Understanding India’s Neutrality in the Israel Palestine Issue

Abstract: India’s presence in the Middle East region has been continuously evolving over the last few decades. An indicator of its ambitions and positions can be gleaned from its foreign policy stances in the Israel – Palestine conflict. Long considered a significant aspect of both Arab politics and India’s Middle East policy, Palestine’s importance is gradually receding. Given Israel’s growing clout as an arms supplier to many countries including India, the Arab world’s gradual acceptance of Israel and an Indian government aligned with Israel’s right-wing world view, India’s seeming neutrality in the recent Israel – Palestine clashes deserves an examination.

This brief thus, explains the dynamics underpinning India’s positions in the conflict arguing that subtle shifts in India’s alignments have been constantly taking place with the May 2021 incidents comprising one such recalibration point. It also situates this shift within India’s otherwise preferred position of neutrality in the Middle East while reasoning out its future trajectory.

Keywords: India, Israel Palestine, Neutrality, United Nations, Hamas

Introduction

Recent international news cycles have been flooded with horrifying images and videos of Israeli forces launching several illegal operations to evict Palestinians from the Sheikh Jarrah District in a bid to expand its annexation of Palestinian lands and opening aggressions in the Masjid al Aqsa, considered a holy site by Muslims, Jews and Christians. In response, the non-state militant actor Hamas launched close to 2,000 rockets into Israeli territory.
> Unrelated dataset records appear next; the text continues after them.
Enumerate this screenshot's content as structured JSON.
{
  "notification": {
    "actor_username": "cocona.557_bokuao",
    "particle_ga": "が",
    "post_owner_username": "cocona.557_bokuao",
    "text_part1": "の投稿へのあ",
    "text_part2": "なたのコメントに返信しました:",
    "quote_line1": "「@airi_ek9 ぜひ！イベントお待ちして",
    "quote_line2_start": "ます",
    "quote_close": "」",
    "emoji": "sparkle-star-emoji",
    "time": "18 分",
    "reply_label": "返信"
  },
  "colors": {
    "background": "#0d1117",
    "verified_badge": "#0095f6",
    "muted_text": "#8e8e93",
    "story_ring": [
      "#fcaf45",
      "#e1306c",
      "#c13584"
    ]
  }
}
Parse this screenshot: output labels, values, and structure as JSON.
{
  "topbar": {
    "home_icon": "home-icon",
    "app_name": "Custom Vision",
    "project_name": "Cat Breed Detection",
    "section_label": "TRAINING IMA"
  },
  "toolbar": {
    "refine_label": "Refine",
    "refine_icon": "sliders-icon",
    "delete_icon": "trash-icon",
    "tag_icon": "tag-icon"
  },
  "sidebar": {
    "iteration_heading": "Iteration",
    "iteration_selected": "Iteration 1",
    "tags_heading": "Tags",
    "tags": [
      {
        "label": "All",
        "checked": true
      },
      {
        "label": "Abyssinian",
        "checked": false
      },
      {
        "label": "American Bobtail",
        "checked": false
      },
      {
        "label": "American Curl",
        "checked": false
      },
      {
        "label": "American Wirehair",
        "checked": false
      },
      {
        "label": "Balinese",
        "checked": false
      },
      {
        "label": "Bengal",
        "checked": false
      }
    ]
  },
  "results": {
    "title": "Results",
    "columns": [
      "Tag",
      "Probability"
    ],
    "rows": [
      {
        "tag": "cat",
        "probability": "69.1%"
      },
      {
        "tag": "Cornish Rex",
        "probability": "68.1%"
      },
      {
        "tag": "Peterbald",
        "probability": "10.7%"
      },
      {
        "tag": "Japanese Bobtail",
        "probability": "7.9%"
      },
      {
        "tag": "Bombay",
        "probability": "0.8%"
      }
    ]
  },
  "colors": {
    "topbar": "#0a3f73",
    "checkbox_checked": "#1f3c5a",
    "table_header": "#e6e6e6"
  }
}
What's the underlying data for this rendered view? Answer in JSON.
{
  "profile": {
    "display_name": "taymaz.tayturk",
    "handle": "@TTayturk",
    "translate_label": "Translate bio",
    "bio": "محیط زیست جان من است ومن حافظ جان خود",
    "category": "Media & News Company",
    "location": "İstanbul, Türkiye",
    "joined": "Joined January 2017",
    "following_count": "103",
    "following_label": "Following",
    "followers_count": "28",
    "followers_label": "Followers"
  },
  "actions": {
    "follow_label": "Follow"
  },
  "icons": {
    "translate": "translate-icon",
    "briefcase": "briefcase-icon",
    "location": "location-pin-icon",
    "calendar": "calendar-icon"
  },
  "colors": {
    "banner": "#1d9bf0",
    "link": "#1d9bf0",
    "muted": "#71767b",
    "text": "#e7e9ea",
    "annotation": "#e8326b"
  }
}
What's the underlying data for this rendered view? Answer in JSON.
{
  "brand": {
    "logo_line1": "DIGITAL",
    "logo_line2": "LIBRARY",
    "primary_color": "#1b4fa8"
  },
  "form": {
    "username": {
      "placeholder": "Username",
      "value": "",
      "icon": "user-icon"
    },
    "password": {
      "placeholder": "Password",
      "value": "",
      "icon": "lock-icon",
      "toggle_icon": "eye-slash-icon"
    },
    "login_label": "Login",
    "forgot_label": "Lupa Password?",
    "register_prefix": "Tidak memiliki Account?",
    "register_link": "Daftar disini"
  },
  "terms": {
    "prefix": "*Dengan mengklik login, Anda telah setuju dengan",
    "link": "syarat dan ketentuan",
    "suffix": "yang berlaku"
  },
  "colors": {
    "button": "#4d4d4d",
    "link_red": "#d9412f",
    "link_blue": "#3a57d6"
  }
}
The ensuing tensions and conflict resulted in the death of close to 250 Palestinians and about 20 Israelis.[i]

Against this backdrop, global condemnation and contrasting support has been abundantly expressed against both sides. Many countries such as the United States and other European nations as well as different celebrities have supported the Israeli right to self-defence and criticized Hamas as a terrorist organization, whereas many other individuals and nations across the world have offered their support for Palestine and criticized Israel’s disproportionate response and arrests of Palestinians.[ii]

India’s stance in this tension has been curiously neutral. In an address to the United Nations Security Council, the Indian ambassador TS Tirumurthy condemned both the rocket attacks coming from Gaza (perpetrated by Hamas) as well as the Israeli aggressions in Palestine. More specifically, in the United Nations Security Council, it pointedly noted that the hostilities were started by the Israelis with the assault on worshippers in the Masjid al Aqsa complex during the last days of Ramadan.[iii]

This piece offers a brief explanation of the Indian stance on the Israeli Palestinian issue. Centrally it tries to answer the question of why India has adopted a seemingly neutral position on this issue, despite a growing congeniality between it and Israel. It does so by sketching out India’s relations with both Israel and Palestine since India’s independence, marking various phases and shifts in these relations. It then provides all the factors that could have given India some comfort in taking a more pro-Israeli stance and finally explains the reasons for this neutrality linking it to India’s strategy of balancing act across the Middle East’s conflicts.